The BDG Group (BDG) and any connected Subsidiaries, Associates or Agents have agreed to acquire the Target Company for a purchase consideration of £1.

You the Client have agreed to pay BDG an Acquisition Handling Fee, in consideration of the acquisition of the Target Company.



BDG’s obligations as Purchase Agents
1. We hereby guarantee the Purchaser’s Obligations under this agreement;
2. We will hold in trust the Clients’ funds paid in respect of the Fee until such time as the Target Company acquisition is complete;

The Purchaser’s Obligations

1. They will execute a purchase & sale agreement between themselves and the shareholders of the Target Company;
2. They will appoint directors to the Target Company upon acquisition;
3. They will change the registered office of the Target Company;
4. They will change the name of the Target Company should the Client require it;
5. They will communicate with creditors of the Target Company and other interested parties and inform them that they have purchased the Target Company and are now responsible for its management and financial obligations;
6. They will deal with all legal and statutory obligations of the Target Company as owners and directors;
7. They will appoint an insolvency practitioner at their own expense should it be necessary to instigate formal insolvency proceedings in respect of the Target Company.
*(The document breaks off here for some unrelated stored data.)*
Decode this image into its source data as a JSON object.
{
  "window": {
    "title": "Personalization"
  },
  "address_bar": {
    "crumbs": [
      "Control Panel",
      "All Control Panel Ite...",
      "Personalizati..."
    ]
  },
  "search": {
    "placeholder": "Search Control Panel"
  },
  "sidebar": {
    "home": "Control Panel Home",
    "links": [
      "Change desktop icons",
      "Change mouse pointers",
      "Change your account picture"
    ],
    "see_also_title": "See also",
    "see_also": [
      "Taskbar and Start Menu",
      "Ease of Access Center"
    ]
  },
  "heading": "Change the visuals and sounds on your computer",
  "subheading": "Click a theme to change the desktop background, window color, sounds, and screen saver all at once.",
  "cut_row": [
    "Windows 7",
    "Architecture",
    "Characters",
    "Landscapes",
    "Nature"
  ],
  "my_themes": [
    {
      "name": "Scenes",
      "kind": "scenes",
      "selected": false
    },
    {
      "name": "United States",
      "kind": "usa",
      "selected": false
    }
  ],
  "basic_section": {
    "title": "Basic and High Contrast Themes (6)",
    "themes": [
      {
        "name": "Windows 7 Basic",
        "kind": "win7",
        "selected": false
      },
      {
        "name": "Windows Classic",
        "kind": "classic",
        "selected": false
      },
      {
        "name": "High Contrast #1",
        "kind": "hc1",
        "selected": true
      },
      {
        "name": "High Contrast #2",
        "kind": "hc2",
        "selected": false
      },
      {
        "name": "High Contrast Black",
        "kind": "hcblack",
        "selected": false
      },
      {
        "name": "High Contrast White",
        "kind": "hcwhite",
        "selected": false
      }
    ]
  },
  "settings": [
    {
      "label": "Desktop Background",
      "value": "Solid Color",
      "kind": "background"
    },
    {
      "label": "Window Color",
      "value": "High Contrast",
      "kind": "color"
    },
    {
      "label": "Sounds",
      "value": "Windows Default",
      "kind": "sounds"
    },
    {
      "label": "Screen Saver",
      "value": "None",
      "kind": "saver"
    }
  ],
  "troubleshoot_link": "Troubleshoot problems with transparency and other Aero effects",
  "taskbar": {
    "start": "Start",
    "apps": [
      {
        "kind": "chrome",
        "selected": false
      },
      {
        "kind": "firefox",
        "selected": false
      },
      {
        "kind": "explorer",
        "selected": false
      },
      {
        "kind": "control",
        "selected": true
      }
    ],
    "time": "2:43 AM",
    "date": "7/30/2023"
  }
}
If the Purchase is completed after the issuance of a winding-up petition it maybe necessary for the Purchaser to apply to the Court for a validation order, should such application be necessary it will be made by the Purchaser at their expense.

Your obligations in respect of Target Company

1. You will do everything necessary to execute the sale to the Purchaser;
2. You will make a full and complete disclosure of assets and liabilities to the Purchaser;
3. You will guarantee the Target Company's obligations in respect of these terms & conditions;
4. You will pay the Fee to the Purchasers Agent as agreed;


1. We can only guarantee the purchase of the Target Company and will do everything we can to ensure you have no further involvement in its affairs from the date of completion, however you should be aware that some agencies have the statutory right to request information from former Directors of the Target Company. In the rare cases where this happens we will represent you FREE OF CHARGE and make sure as far as we can all questions are directed to the Purchasers as owners, directors and record keepers.
2. If we have agreed to mitigate any personal liabilities for you they are charged on results as agreed and do not form part of the handling fee you are obliged to pay us for our purchase of the Target Company and you agree not to hold back any part of the handling fee as it falls due for any reason.
3. If any disputes arise between us you agree to allow us to nominate an independent professional person of good standing to arbitrate a resolution to the dispute who's decision will be final and who's reasonable costs will be met by whichever party he nominates should bear the costs and at what level following the outcome of the arbitration.
4. Should either of us refuse to go to arbitration we will be deemed to have admitted full liability and we agree our claim will not be pursued through any other judicial process.
5. These terms and conditions represent the whole agreement between us and can only be varied in writing by both parties.
6. Save as to Clause 3 under 'General' above this agreement is subject to English Law.